Al llegar a la edad de los bailes, la enana se perdía entre los horizontes de polleras. Fue entonces que los padres decidieron hacer algo al respecto. Sujetaron sobre la espalda de la hija un cabrestantes y algunas vigas. Desde los delicados hombros, se pusieron a trabajar. Amontonaban flores insuperables; con hilados cristalinos subían sobre la pequeña cabeza algunos adornos, las joyas más emotivas de su reino. Plumas de pájaro hacían caídas desde la altura. Un espaldar amplificado subía un poco por encima del tope de los volados. 

De la enana, se decía:

–Ahí viene ella, y su ornamentación desconsolada.

Pero las construcciones que los padres se empeñaban en proseguir no movían a nadie a la risa, ni mucho menos. La visión de la enana con su torre personal de flores y canarios se había transformado en un monumento. Durante las fiestas, su entrada suscitaba algunos minutos de silencio y pura contemplación: el modo en que un relámpago caía desde la cúspide de la estructura hasta su pequeña cabeza coronada; el revoloteo de avispas que usó en ocasión de una caminata primaveral; los guantes blancos que pendían de lo alto de la viga como asombrosas manos de doncellas muertas. El mundo entero admiraba las columnas torcidas que subían desde el centro de la nuca, hasta mucho más allá del final de los peinados.

Al mismo tiempo, la construcción iba ganando en altura y superaba ya ampliamente la totalidad de los tocados. En ocasiones de importancia, se extendía un poco más alto e incluso alcanzaba a rozar, con ironía, algunas lámparas del techo.

Sólo la princesa sabía el peso de aquel espaldar magnífico. Luces, moscas, vidrios y retratos. Ella misma realizaba los planos para la próxima construcción. Los sirvientes terminaban trepados a alguna escalerilla, porque la cúspide del espaldar empezaba a estar siempre por encima del tamaño humano.

Sin embargo, por más decorativos que fuesen sus esfuerzos, ni los sirvientes, ni el papá, ni la mamá ni la misma princesa habían sido capaces, hasta ahora, de suscitar, con sus edificios, ni siquiera un tímido noviazgo.

La mamá se quejaba y decía:

–¿Qué no ven la rosa roja? ¿y los elementos de agua hilvanados a mano? ¿Y estos caireles pulidos en los últimos confines de la tierra? Si ella no se casa, morirá debajo de semejante cosa. Y el féretro tendrá que medir el doble de un cuerpo humano normal.
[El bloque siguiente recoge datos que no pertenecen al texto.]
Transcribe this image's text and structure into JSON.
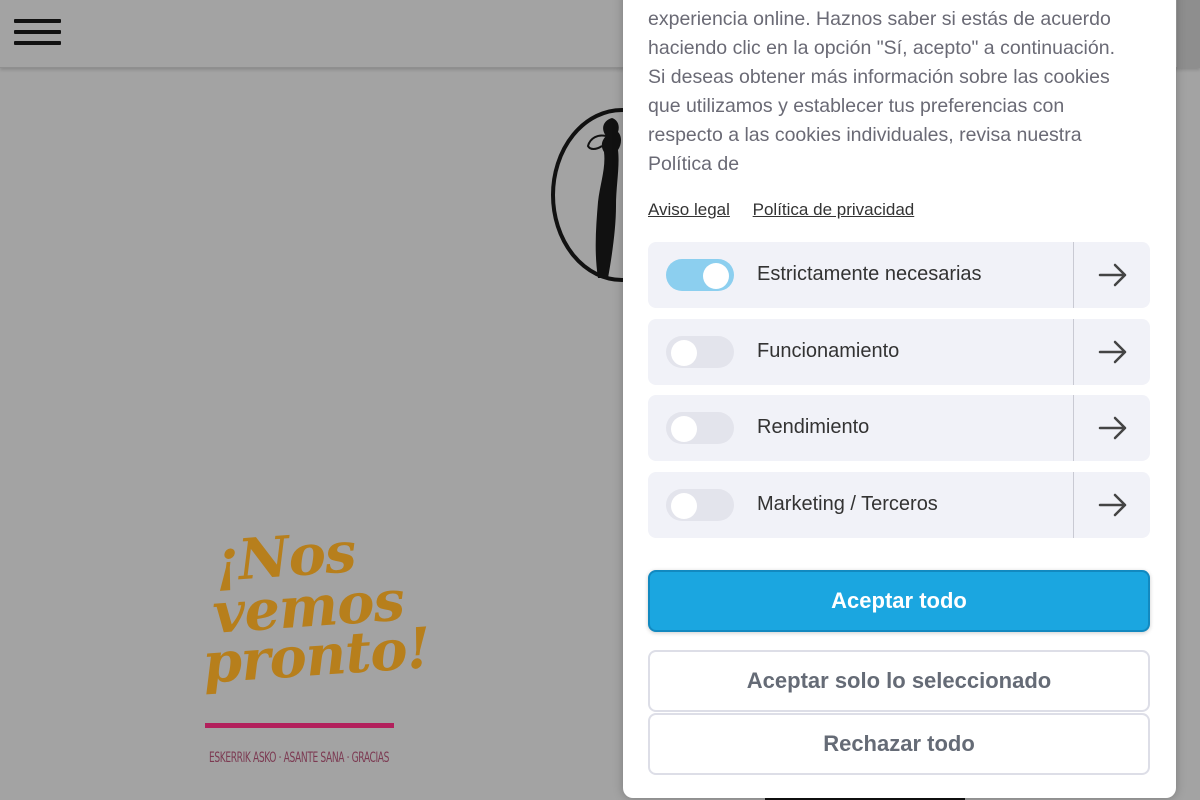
{
  "background": {
    "promo": {
      "line1": "¡Nos",
      "line2": "vemos",
      "line3": "pronto!",
      "subtitle": "ESKERRIK ASKO · ASANTE SANA · GRACIAS"
    }
  },
  "cookie_panel": {
    "description": "Esta página web utiliza cookies para brindarte la mejor experiencia online. Haznos saber si estás de acuerdo haciendo clic en la opción \"Sí, acepto\" a continuación. Si deseas obtener más información sobre las cookies que utilizamos y establecer tus preferencias con respecto a las cookies individuales, revisa nuestra Política de",
    "links": {
      "legal": "Aviso legal",
      "privacy": "Política de privacidad"
    },
    "categories": [
      {
        "label": "Estrictamente necesarias",
        "enabled": true
      },
      {
        "label": "Funcionamiento",
        "enabled": false
      },
      {
        "label": "Rendimiento",
        "enabled": false
      },
      {
        "label": "Marketing / Terceros",
        "enabled": false
      }
    ],
    "buttons": {
      "accept_all": "Aceptar todo",
      "accept_selected": "Aceptar solo lo seleccionado",
      "reject_all": "Rechazar todo"
    }
  },
  "colors": {
    "accent": "#1ba6e0",
    "toggle_on": "#8ccfef",
    "promo_text": "#b77f1c",
    "promo_rule": "#b2205c"
  }
}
Esto, en el fondo, también es vergonzoso.

La princesa enana lo consideraba. Dijo al fin que sí, que el largo de su cuerpo, prolongado por la construcción, se había vuelto un tanto intolerable.

–Hay que empezar a cortar de abajo para arriba –opinaron las amigas. 

Y la mamá asintió. Gritó efusiva:

–¡Fuera los zapatos! 

Y descalza asistió la enana a la siguiente fiesta.

Pero no fue suficiente. Su disminución apenas se notó entre los aficionados.

Mientras tanto, la mamá comenzaba a sentirse intranquila. Alguna manera tenía que encontrar, corría peligro la vida de la enana. No se le ocurrió otra solución que instalar en la cima de la construcción a un par de cigüeñas gigantescas.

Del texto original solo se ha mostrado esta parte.